Forty years along now, and still you see the topography of Joe Frazier's face changing, dips and swales and small hillocks rising up beneath the merciless pounding. Still you see Muhammad Ali sitting exhausted on his stool, all hollowed out after emptying everything in the well in the 13th and 14th rounds.
They called it the Thrilla in Manila, and we'll never know, 40 years along, if Ali could have risen one more time that night of Oct. 1, 1975. We'll never know if Joe Frazier could have even survived one more rising, because he was half-blind by then and yet ready to go one last round with his bitterest enemy.
But Frazier's cornerman, Eddie Futch, ended it right there, unwilling to let his fighter destroy himself any further. He ordered the gloves cut off, and Ali won, if not the greatest heavyweight fight in history, certainly the most brutal.
Two lion's hearts met for the third time that night, and it was a Gethsemane that forever changed not only Ali and Frazier, but the trajectory of boxing itself. The two men ruined each other for keeps, and the heavyweight division was never the same thereafter.
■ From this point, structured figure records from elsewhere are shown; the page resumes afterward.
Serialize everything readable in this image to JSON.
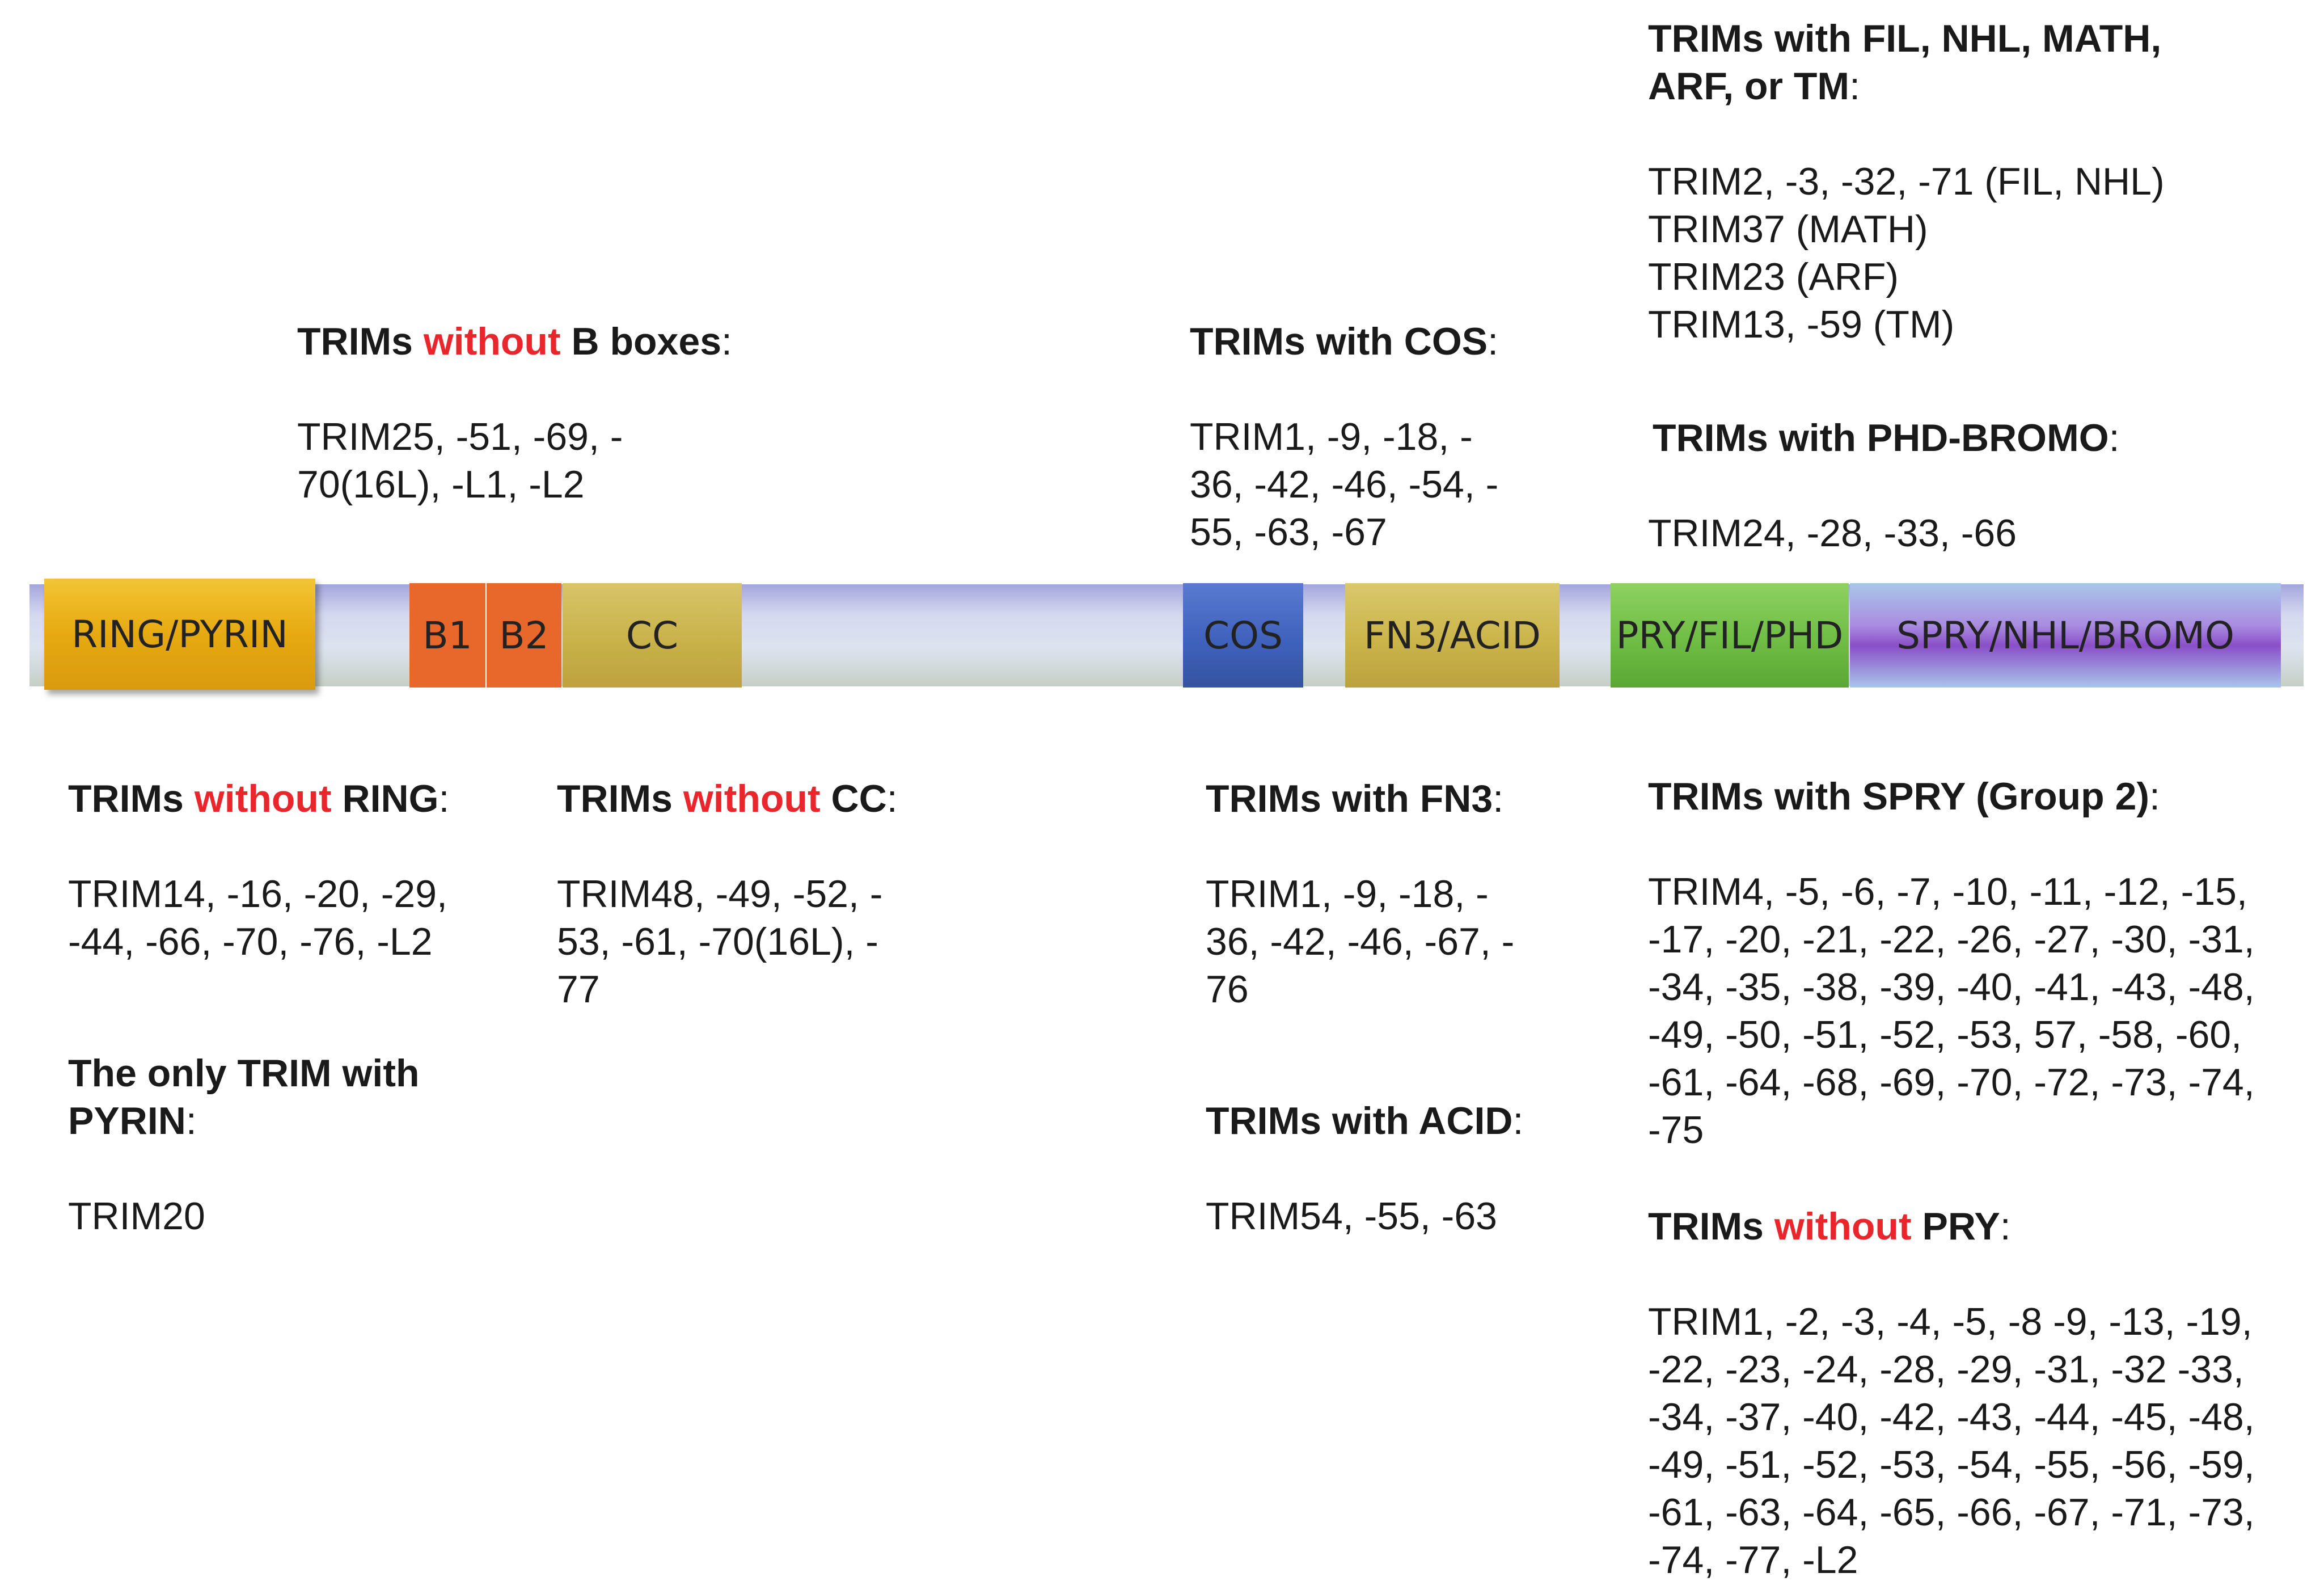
{
  "domains": {
    "ring": "RING/PYRIN",
    "b1": "B1",
    "b2": "B2",
    "cc": "CC",
    "cos": "COS",
    "fn3": "FN3/ACID",
    "pry": "PRY/FIL/PHD",
    "spry": "SPRY/NHL/BROMO"
  },
  "colors": {
    "ring": "#e6a911",
    "box": "#e8682c",
    "cc": "#c9b24a",
    "cos": "#3f62bd",
    "fn3": "#cbb44a",
    "pry": "#6fbd44",
    "spry": "#8a4fc8",
    "highlight": "#e8262b"
  },
  "annotations": {
    "without_b": {
      "h1": "TRIMs ",
      "h2": "without",
      "h3": " B boxes",
      "h4": ":",
      "lines": [
        "TRIM25, -51, -69, -",
        "70(16L), -L1, -L2"
      ]
    },
    "with_cos": {
      "h1": "TRIMs with COS",
      "h4": ":",
      "lines": [
        "TRIM1, -9, -18, -",
        "36, -42, -46, -54, -",
        "55, -63, -67"
      ]
    },
    "with_fil": {
      "h_line1": "TRIMs with FIL, NHL, MATH,",
      "h_line2": "ARF, or TM",
      "h4": ":",
      "lines": [
        "TRIM2, -3, -32, -71 (FIL, NHL)",
        "TRIM37 (MATH)",
        "TRIM23 (ARF)",
        "TRIM13, -59 (TM)"
      ]
    },
    "with_phd": {
      "h1": "TRIMs with PHD-BROMO",
      "h4": ":",
      "lines": [
        "TRIM24, -28, -33, -66"
      ]
    },
    "without_ring": {
      "h1": "TRIMs ",
      "h2": "without",
      "h3": " RING",
      "h4": ":",
      "lines": [
        "TRIM14, -16, -20, -29,",
        "-44, -66, -70, -76, -L2"
      ]
    },
    "only_pyrin": {
      "h_line1": "The only TRIM with",
      "h_line2": "PYRIN",
      "h4": ":",
      "lines": [
        "TRIM20"
      ]
    },
    "without_cc": {
      "h1": "TRIMs ",
      "h2": "without",
      "h3": " CC",
      "h4": ":",
      "lines": [
        "TRIM48, -49, -52, -",
        "53, -61, -70(16L), -",
        "77"
      ]
    },
    "with_fn3": {
      "h1": "TRIMs with FN3",
      "h4": ":",
      "lines": [
        "TRIM1, -9, -18, -",
        "36, -42, -46, -67, -",
        "76"
      ]
    },
    "with_acid": {
      "h1": "TRIMs with ACID",
      "h4": ":",
      "lines": [
        "TRIM54, -55, -63"
      ]
    },
    "with_spry": {
      "h1": "TRIMs with SPRY (Group 2)",
      "h4": ":",
      "lines": [
        "TRIM4, -5, -6, -7, -10, -11, -12, -15,",
        "-17, -20, -21, -22, -26, -27, -30, -31,",
        "-34, -35, -38, -39, -40, -41, -43, -48,",
        "-49, -50, -51, -52, -53, 57, -58, -60,",
        "-61, -64, -68, -69, -70, -72, -73, -74,",
        "-75"
      ]
    },
    "without_pry": {
      "h1": "TRIMs ",
      "h2": "without",
      "h3": " PRY",
      "h4": ":",
      "lines": [
        "TRIM1, -2, -3, -4, -5, -8 -9, -13, -19,",
        "-22, -23, -24, -28, -29, -31, -32 -33,",
        "-34, -37, -40, -42, -43, -44, -45, -48,",
        "-49, -51, -52, -53, -54, -55, -56, -59,",
        "-61, -63, -64, -65, -66, -67, -71, -73,",
        "-74, -77, -L2"
      ]
    }
  }
}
There have been heavyweight champions since -- Larry Holmes, the young Mike Tyson -- but none of them riveted the attention of the world like Ali and Frazier. If boxing has become a thundering irrelevancy, the heavyweight division has become a greater one within it, overshadowed by the lighter weight classes and, of course, MMA.
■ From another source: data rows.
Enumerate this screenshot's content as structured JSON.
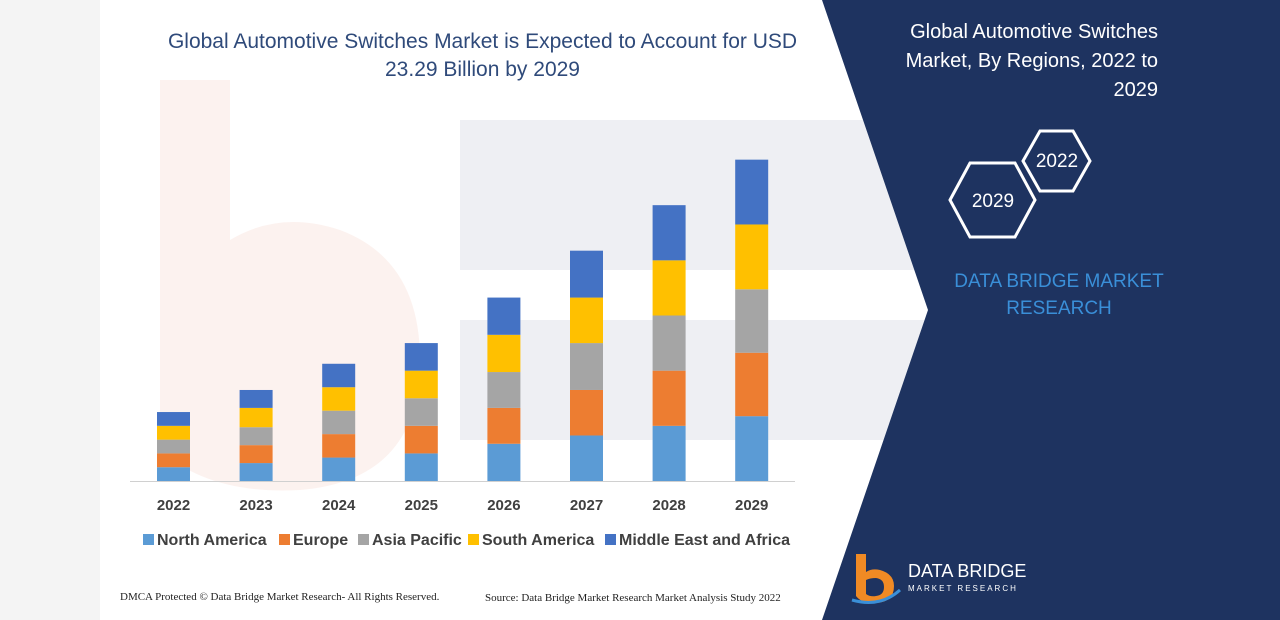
{
  "colors": {
    "panel": "#1e3360",
    "north_america": "#5b9bd5",
    "europe": "#ed7d31",
    "asia_pacific": "#a5a5a5",
    "south_america": "#ffc000",
    "middle_east_africa": "#4472c4",
    "title": "#2f4a7a",
    "brand_blue": "#3a8fd8",
    "logo_orange": "#f08a24"
  },
  "chart_data": {
    "type": "bar",
    "stacked": true,
    "title": "Global Automotive Switches Market is Expected to Account for USD 23.29 Billion by 2029",
    "categories": [
      "2022",
      "2023",
      "2024",
      "2025",
      "2026",
      "2027",
      "2028",
      "2029"
    ],
    "series": [
      {
        "name": "North America",
        "values": [
          1.0,
          1.3,
          1.7,
          2.0,
          2.7,
          3.3,
          4.0,
          4.7
        ]
      },
      {
        "name": "Europe",
        "values": [
          1.0,
          1.3,
          1.7,
          2.0,
          2.6,
          3.3,
          4.0,
          4.6
        ]
      },
      {
        "name": "Asia Pacific",
        "values": [
          1.0,
          1.3,
          1.7,
          2.0,
          2.6,
          3.4,
          4.0,
          4.6
        ]
      },
      {
        "name": "South America",
        "values": [
          1.0,
          1.4,
          1.7,
          2.0,
          2.7,
          3.3,
          4.0,
          4.7
        ]
      },
      {
        "name": "Middle East and Africa",
        "values": [
          1.0,
          1.3,
          1.7,
          2.0,
          2.7,
          3.4,
          4.0,
          4.7
        ]
      }
    ],
    "legend_position": "bottom",
    "grid": false,
    "ylim": [
      0,
      24
    ]
  },
  "panel": {
    "title": "Global Automotive Switches Market, By Regions, 2022 to 2029",
    "hex_start": "2022",
    "hex_end": "2029",
    "brand_text": "DATA BRIDGE MARKET RESEARCH"
  },
  "logo": {
    "name": "DATA BRIDGE",
    "sub": "MARKET RESEARCH"
  },
  "footer": {
    "dmca": "DMCA Protected © Data Bridge Market Research- All Rights Reserved.",
    "source": "Source: Data Bridge Market Research Market Analysis Study 2022"
  }
}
And it all started that night in Manila.
Having effectively destroyed one another, Ali and Frazier were supplanted by pale imitators. Holmes, who was not and never would be Ali. Tyson, a counterfeit threshing machine who could never surpass Frazier's genuine article. Evander Holyfield, Riddick Bowe, Lennox Lewis, the Klitschkos: None of them could give us what Ali and Frazier gave us.
That's because, 40 years ago tonight, they gave us everything. For better and worse.